„Wie steht es um die deutsche Willkommenskultur? Diese Frage ist nach dem Überfall Russlands auf die Ukraine wieder aktuell. Es scheint, als hätten wir so manches aus der Flüchtlingskrise 2015 gelernt. Und doch ertrinken weiterhin geflüchtete Menschen im Mittelmeer und aus der Ukraine fliehende BIPoC (Black, Indigenous, People of Color) berichten von Rassismus an den europäischen Grenzen“ – mit diesem Einleitungstext wurden die Teilnehmenden zur Online Panel-Diskussion im Rahmen der Virtuellen Kaffeepause am 12.07. begrüßt. Sechs Panel-Gäste wurden dazu von Skala-Campus eingeladen – einer von ihnen war unser Vorstandsmitglied Dennis Forster. Gemeinsam mit Dennis diskutierten außerdem Axel Grafmans von Wir packen’s an, Cornelia Grothe von AMICA, Dr. Alena Sander von RESULT – The Feminist Consulting Company und Hamado Dipama von AGABY.
Nach einer kurzen Begrüßungs- und Vorstellungsrunde begann die Diskussion mit der Eingangsfrage, warum in Zusammenhang mit den Geflüchteten aus der Ukraine nun Vieles einfach so möglich ist, was früher oder bei Menschen aus anderen Ländern nicht funktioniert(e). Die Gäste waren sich schnell einig: Es liegt eindeutig eine Ungleichbehandlung vor. Und Hamado Dipama brachte es recht deutlich auf den Punkt mit dem Satz „der Ukraine-Krieg hat einen tiefsitzenden Rassismus in uns noch deutlicher gemacht“. Denn – so Dipama weiter – es gibt immer noch keine humane Flüchtlingspolitik, sondern nur Unterstützung für weiße ukrainische Flüchtlinge.
Dr. Alena Sander brachte daraufhin das Stichwort „Identitätsaufbau durch Abgrenzung“ ins Gespräch. Mit dem Krieg mitten in Europa stehe unsere westliche Demokratie und somit auch unsere Identität auf dem Spiel, die es nun zu verteidigen gilt. Somit gehe es beim Helfen vielmehr um uns selbst, als um die Hilfe an sich.
Was heute ebenfalls anders zu sein scheint, ist die Tatsache, dass hauptsächlich Frauen und Kinder aus der Ukraine flüchten, was in uns umso mehr einen Beschützer- und Hilfsinstinkt auslöst und zu dieser vermehrten Hilfsbereitschaft führt.
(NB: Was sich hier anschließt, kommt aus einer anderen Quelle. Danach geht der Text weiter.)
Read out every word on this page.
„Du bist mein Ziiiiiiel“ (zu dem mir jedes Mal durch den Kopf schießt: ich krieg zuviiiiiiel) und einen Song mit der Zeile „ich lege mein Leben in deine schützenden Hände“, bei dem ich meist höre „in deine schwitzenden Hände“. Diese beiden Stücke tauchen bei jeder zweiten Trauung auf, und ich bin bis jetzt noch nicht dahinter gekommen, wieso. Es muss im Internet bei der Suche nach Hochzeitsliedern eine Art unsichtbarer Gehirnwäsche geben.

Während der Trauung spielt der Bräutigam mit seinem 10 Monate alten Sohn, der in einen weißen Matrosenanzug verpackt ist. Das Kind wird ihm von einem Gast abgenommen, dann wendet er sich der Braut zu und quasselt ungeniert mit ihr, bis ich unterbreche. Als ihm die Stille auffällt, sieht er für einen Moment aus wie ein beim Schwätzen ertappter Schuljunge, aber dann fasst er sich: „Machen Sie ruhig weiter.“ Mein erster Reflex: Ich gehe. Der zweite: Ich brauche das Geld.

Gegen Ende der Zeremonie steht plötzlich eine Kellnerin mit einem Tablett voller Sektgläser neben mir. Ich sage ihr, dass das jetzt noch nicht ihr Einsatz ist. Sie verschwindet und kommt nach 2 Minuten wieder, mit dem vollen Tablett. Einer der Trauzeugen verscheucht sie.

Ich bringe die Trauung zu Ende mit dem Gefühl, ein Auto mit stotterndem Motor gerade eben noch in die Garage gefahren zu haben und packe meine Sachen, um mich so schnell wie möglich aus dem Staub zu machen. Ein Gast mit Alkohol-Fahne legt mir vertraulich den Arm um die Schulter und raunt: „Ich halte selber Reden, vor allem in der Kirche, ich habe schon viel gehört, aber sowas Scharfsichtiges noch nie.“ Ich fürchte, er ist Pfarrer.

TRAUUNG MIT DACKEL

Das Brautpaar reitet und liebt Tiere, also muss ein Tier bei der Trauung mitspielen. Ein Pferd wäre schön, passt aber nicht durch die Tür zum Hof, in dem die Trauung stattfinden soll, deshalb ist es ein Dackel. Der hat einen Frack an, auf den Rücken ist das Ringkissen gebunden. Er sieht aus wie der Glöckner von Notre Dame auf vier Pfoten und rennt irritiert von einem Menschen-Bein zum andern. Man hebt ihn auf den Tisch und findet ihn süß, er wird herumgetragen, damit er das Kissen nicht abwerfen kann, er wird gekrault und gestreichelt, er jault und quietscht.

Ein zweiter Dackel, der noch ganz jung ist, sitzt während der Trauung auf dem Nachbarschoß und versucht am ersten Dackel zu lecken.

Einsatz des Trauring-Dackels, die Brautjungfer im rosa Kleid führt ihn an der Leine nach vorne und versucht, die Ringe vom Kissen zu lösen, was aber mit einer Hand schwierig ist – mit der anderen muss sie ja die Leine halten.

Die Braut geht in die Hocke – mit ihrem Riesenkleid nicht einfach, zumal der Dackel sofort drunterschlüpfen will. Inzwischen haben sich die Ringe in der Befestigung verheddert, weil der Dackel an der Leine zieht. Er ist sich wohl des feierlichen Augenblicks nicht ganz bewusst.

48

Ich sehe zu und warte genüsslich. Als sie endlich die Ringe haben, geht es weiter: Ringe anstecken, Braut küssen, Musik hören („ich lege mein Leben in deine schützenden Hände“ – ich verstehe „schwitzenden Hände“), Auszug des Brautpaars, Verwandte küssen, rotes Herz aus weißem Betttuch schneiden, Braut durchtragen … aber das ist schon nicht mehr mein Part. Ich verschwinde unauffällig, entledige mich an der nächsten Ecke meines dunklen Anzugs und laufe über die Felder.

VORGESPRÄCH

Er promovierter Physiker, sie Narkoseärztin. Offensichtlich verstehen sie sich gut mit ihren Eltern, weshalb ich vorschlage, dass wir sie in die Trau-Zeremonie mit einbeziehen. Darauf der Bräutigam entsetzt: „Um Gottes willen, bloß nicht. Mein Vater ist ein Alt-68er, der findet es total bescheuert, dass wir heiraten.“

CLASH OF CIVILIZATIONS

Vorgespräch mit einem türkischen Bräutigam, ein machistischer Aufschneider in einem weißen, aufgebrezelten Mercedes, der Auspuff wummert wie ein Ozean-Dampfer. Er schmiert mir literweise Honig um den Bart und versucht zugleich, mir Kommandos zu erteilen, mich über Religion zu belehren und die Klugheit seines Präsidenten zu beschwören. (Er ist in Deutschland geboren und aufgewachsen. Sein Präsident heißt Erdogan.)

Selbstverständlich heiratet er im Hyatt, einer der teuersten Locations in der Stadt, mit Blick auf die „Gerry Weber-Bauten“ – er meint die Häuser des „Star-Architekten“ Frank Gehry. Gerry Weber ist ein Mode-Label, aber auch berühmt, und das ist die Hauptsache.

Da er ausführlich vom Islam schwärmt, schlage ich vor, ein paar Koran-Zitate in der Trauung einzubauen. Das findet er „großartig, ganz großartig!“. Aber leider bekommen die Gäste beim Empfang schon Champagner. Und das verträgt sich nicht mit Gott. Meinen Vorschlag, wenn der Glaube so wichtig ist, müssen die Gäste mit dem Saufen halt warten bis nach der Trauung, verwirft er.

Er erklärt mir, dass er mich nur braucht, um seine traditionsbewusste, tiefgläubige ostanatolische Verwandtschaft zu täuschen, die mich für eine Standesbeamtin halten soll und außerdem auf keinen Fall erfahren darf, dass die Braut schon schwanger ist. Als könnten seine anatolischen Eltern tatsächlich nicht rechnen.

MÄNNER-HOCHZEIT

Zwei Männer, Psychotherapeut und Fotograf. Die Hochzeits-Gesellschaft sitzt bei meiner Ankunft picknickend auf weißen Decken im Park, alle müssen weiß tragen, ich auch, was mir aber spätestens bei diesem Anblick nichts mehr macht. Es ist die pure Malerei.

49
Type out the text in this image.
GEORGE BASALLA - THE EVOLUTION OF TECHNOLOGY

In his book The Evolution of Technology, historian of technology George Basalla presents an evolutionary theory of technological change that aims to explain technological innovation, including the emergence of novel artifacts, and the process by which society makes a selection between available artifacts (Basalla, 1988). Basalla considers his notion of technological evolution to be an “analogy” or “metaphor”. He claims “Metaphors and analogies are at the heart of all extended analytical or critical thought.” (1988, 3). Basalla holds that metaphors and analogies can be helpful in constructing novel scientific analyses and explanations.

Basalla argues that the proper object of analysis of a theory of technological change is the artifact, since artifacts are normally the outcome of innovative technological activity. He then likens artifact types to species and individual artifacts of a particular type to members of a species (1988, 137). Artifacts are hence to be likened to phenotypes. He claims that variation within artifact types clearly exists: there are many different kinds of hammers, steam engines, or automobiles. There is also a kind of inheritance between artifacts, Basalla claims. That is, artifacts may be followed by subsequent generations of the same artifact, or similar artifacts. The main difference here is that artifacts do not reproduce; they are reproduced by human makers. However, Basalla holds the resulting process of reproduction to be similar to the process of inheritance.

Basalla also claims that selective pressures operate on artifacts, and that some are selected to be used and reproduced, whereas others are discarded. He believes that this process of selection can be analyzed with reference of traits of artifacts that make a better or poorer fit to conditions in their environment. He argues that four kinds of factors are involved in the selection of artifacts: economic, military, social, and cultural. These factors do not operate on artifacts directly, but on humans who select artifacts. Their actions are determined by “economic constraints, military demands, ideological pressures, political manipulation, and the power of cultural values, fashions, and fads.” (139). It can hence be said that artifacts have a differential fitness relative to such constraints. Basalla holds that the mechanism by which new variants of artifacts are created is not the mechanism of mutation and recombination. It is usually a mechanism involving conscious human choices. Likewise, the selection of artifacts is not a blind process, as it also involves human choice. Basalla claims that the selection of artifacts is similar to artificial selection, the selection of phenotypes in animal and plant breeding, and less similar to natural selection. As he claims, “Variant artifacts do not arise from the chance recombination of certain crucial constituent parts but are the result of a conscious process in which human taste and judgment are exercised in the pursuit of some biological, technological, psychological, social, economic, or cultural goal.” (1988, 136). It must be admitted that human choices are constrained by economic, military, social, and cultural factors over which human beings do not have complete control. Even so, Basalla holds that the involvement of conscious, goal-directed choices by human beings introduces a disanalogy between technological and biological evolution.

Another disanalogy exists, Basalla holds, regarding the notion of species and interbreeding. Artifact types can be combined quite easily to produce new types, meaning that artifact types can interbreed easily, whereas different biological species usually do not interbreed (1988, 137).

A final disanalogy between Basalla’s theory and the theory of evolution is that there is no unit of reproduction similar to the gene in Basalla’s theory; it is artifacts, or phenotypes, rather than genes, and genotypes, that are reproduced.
Das Narrativ der „armen, hilflosen Frau“ wird bedient und zum ersten Mal wird mit dieser Deutlichkeit klar, dass Frauen ganz besonders in einem Krieg leiden. Das wiederum könnte positiv sein, um nachhaltig in unseren Köpfen etwas zu ändern und Frauen mehr in den Fokus zu nehmen. Jedoch kam auch hier schnell der Einwand, dass es vermutlich gesellschaftlich keine solch riesige Hilfsbereitschaft gäbe, wenn es sich um schwarze Frauen und Kinder handeln würde. Ukrainische Frauen wiederum verkörpern gleichermaßen ein „Wir und Die“ in sich. Sie sind uns ähnlicher, erfordern andererseits aber auch unsere Hilfe. Dabei dürfe man jedoch auch nicht den antislawischen Rassismus vergessen, der in unseren Köpfen ebenfalls vorherrscht und mit dem die nun ankommenden Menschen konfrontiert werden, wie Dennis Forster anmerkte.
Für CampusAsyl stellte sich nach Ausbruch des Ukraine-Krieges und der damit einhergehenden Ankunft der fliehenden Menschen die Frage, wie man auf diese neue Situation reagiert. Schnell war klar, CampusAsyl muss etwas tun und so wie bereits 2015 Unterstützung und Hilfe leisten. Dabei soll aber immer klar sein, dass die Hilfe und Angebote allen Menschen zur Verfügung stehen, ganz egal, aus welchen Ländern sie fliehen oder welche Hautfarbe sie haben.
Zum Abschluss wurde an die Diskussionsrunde die Frage gestellt, ob es denn rassistisch wäre, wenn man nun Menschen aus der Ukraine hilft. Die Antwort war einstimmig, dass es grundsätzlich nicht rassistisch ist, aus den Kriegsgebieten fliehenden Menschen zu helfen. Wenn diese Hilfe aber anderen Menschen, die aus ähnlichen Situationen fliehen, verwehrt wird, ist das problematisch und bestätigt wiederum nur den tiefsitzenden und strukturellen Rassismus in unserer Gesellschaft.